The Idaho DMV has a website devoted entirely to teen drivers.  The goal of this website is to acquaint teen drivers with the Graduated Driver’s License (GDL) process, rules-of-the-road, safety issues and more, and the Idaho DMV does a great job of relating to teen drivers by using teen lingo and incorporating graphics and music.  This is truly a ‘must-see’ for all Idaho teen drivers.

 The following content is taken directly from the Idaho DMV website.  Visit the website to check out more cool tips and tricks! 

  • Permit Yourself - Hey guess what? No matter how much a whiz you think you are behind the wheel, you could still always use some practice. That's what a learner's permit is for. Think of it as training wheels for your real license. Thing is, those wheels gotta come off sometime. So there's some stuff you have to know and do while you have your permit.
  • Permit Permitted - Think you can just turn 15, complete an application, show some ID, pay a few bucks and get your permit? Sorry, Bunky. You need to take and complete an Idaho-approved driver education course to get your Supervised Instruction Permit. But hey, at least that way, you'll appreciate it more.
  • Minor in Possession - There are some things you definitely shouldn't be possessing when you're a permitted driver. (You can probably guess what those things are.) But as for the permit itself, you should always have that in your possession when you're driving. In a shirt pocket, wallet, purse, tube sock, whatever. That's OK, though. As long as it's in your possession, you don't have to tell us where you put it.
  • Don't Mess with It - Hey, look: your permit's not your own personal canvas for self-expression or fraudulent behavior. The Great State of Idaho thinks your permit is just fine the way it is. So don't try to change it, make copies of it, laminate it (if you're especially conscious of soil and grime) or any other such unholy thing. It's beautiful. Let it be.
  • Lifespan of a Bug - Once you get your permit you have one year to use it, because that's how long it's valid. But if you get your driver's license before that year is up, it's not necessarily invalid, it just doesn't matter anymore. Like that skateboard you used to think was so hot but you gave to your kid brother. You can still carry your permit with you places, though, if you've become attached to it.
  • Day One in Permitville - The day after you get your permit, you start counting down a four-month Supervised Instruction Period, which basically means you have four months to get your practice in before you can take your test and get your license. Wouldn't it be great if you had four months to practice for all your tests?
  • Half-a-Buck-a-Practice - When your Supervised Instruction Period starts, it's time to get busy. You need to log at least 50 hours (that's hours, not minutes) of practice before the four months are over. Oh, and another thing: 10 of those hours gotta be at night. So switch on those high-beams and hit the road!
  • You Have Company - So this is the "Supervised" part of "Supervised Instruction Permit." When you're driving with your permit, you can't be just by yourself, or even cruising around with friends. Nope, you have to have a qualified supervising driver with you in the front seat.
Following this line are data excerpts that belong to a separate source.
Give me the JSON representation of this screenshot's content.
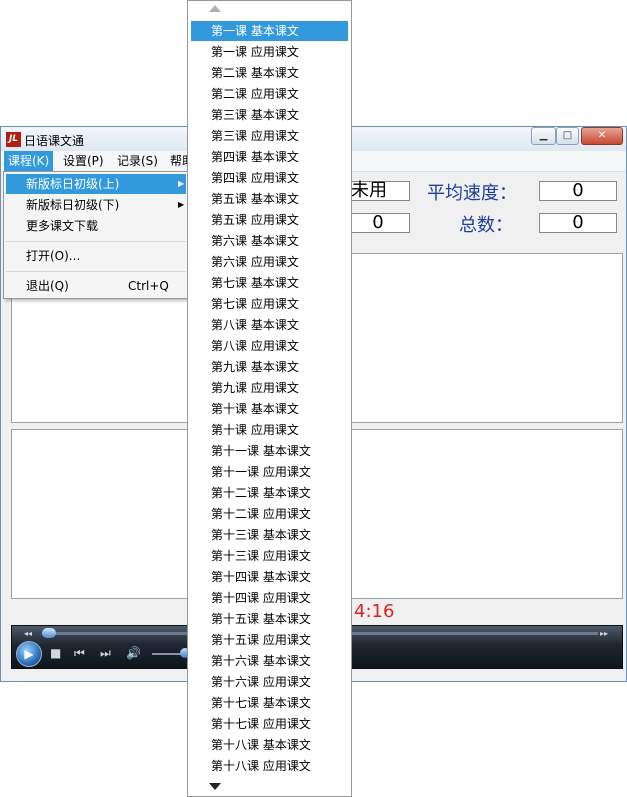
{
  "window": {
    "title": "日语课文通",
    "app_icon_text": "JL"
  },
  "menubar": {
    "items": [
      "课程(K)",
      "设置(P)",
      "记录(S)",
      "帮助"
    ]
  },
  "stats": {
    "elapsed_value": "未用",
    "avg_speed_label": "平均速度：",
    "avg_speed_value": "0",
    "second_value": "0",
    "total_label": "总数：",
    "total_value": "0"
  },
  "timer": {
    "display": "4:16"
  },
  "course_menu": {
    "items": [
      {
        "label": "新版标日初级(上)",
        "submenu": true,
        "highlighted": true
      },
      {
        "label": "新版标日初级(下)",
        "submenu": true
      },
      {
        "label": "更多课文下载"
      },
      {
        "label": "打开(O)..."
      },
      {
        "label": "退出(Q)",
        "shortcut": "Ctrl+Q"
      }
    ]
  },
  "lessons": [
    "第一课 基本课文",
    "第一课 应用课文",
    "第二课 基本课文",
    "第二课 应用课文",
    "第三课 基本课文",
    "第三课 应用课文",
    "第四课 基本课文",
    "第四课 应用课文",
    "第五课 基本课文",
    "第五课 应用课文",
    "第六课 基本课文",
    "第六课 应用课文",
    "第七课 基本课文",
    "第七课 应用课文",
    "第八课 基本课文",
    "第八课 应用课文",
    "第九课 基本课文",
    "第九课 应用课文",
    "第十课 基本课文",
    "第十课 应用课文",
    "第十一课 基本课文",
    "第十一课 应用课文",
    "第十二课 基本课文",
    "第十二课 应用课文",
    "第十三课 基本课文",
    "第十三课 应用课文",
    "第十四课 基本课文",
    "第十四课 应用课文",
    "第十五课 基本课文",
    "第十五课 应用课文",
    "第十六课 基本课文",
    "第十六课 应用课文",
    "第十七课 基本课文",
    "第十七课 应用课文",
    "第十八课 基本课文",
    "第十八课 应用课文"
  ],
  "selected_lesson": "第一课 基本课文",
  "colors": {
    "highlight": "#3399dd",
    "label_blue": "#1c3f9c",
    "timer_red": "#e02020"
  }
}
They have to be at least 21, and have their own valid driver's license. Hate to break it to you, but for most teens, that's usually mom or dad. But that's OK, just keep 'em away from your friends and you can avoid any possible embarrassment.
  • Oh, Behave - How much do you love your permit? Well that's just great. But no one ever said you could keep it no matter what. It can be cancelled if not treated properly. For example, if you violate a traffic law or permit restriction?boom: cancelled. Or the court can order it suspended. So if you truly love your permit (and ever want to get your license), watch yourself.
  • The Whole Point - So why do you get a learner's permit? Just checkin' to see if you're paying attention. After you've completed your 50 hours of practice (with at least 10 at night) within your four-month practice period, and you're at least 15 years of age, you can apply for your official Idaho state driver's license. But hey, 50 hours is just a minimum; if you want to practice more during your practice period, go nuts! It would probably make you even more prepared for your driver's test.